The study, published in the New England Journal of Medicine on May 28, resulted in widespread protests across the island. The government of Puerto Rico subsequently revised their estimate to 2,975 (95% CI: 2,658-3,290). The article was the most widely mentioned scientific article across all journals and all disciplines in 2018.

Why was this study done?

On December 9, 2017, the New York Times published an article suggesting that there may have been more than 1,000 deaths. This estimate was based on daily mortality data from Puerto Rico’s vital statistics bureau. The government of Puerto Rico stopped releasing the data after the article was published. Deaths from the hurricane resulted from direct and indirect deaths, as defined by the CDC. Indirect deaths occur due to disruption in healthcare access, transportation, utilities and other consequences of the hurricane. We interviewed 3299 randomly chosen households from across the island, to produce an independent estimate of all-cause mortality after the hurricane, and calculated excess deaths by comparing our estimated post-hurricane mortality rate with official rates for the same period in 2016. 
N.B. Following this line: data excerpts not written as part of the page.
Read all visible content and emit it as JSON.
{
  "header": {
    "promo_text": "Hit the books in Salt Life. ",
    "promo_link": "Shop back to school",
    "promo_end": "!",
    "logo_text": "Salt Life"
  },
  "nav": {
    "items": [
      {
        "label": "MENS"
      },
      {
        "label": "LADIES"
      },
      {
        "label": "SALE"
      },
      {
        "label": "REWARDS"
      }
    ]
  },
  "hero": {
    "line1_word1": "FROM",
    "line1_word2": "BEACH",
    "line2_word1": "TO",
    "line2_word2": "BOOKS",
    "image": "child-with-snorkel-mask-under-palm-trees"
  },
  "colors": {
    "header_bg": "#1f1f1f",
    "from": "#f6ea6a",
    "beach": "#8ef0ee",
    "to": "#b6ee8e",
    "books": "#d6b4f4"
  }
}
Why count deaths after disasters?

In a series of articles, we explain why it is important to count deaths after disasters, including the COVID-19 pandemic, where suffering and death result not only from the impact of COVID-19 infection, but also from societal response to the pandemic, including lockdowns and travel restrictions that result in loss of livelihoods, food security, and access to care. In Every Body Counts: Measuring Mortality From the COVID-19 Pandemic, we describe difficulties in disaster death attribution in the United States. In Why Every Body Counts, we describe we argue that the accurate death counting is important not only for closure, but has practical implications on aid distribution, resource allocation and disaster planning. It is important to know who people died, who died and why, in order to plan for an equitable response in the future.

Other mortality studies from our team

“All-cause excess mortality across 90 municipalities in Gujarat, India, during the COVID-19 pandemic”
Rolando J. Acosta, Biraj Patnaik, Caroline Buckee, Mathew V. Kiang, Rafael A. Irizarry, Satchit Balsari 
March 2020-April 2021. PLOS Global Public Health 2(8): e0000824.

This study provides an alternate measure of the mortality shock—both direct and indirect—of the COVID-19 pandemic in Gujarat, India using data from civil death registers from a convenience sample of 90 (of 162) municipalities across the state. This study, using data directly from the first point of official death registration data recording, provides incontrovertible evidence of the high excess mortality in Gujarat from March 2020 to April 2021.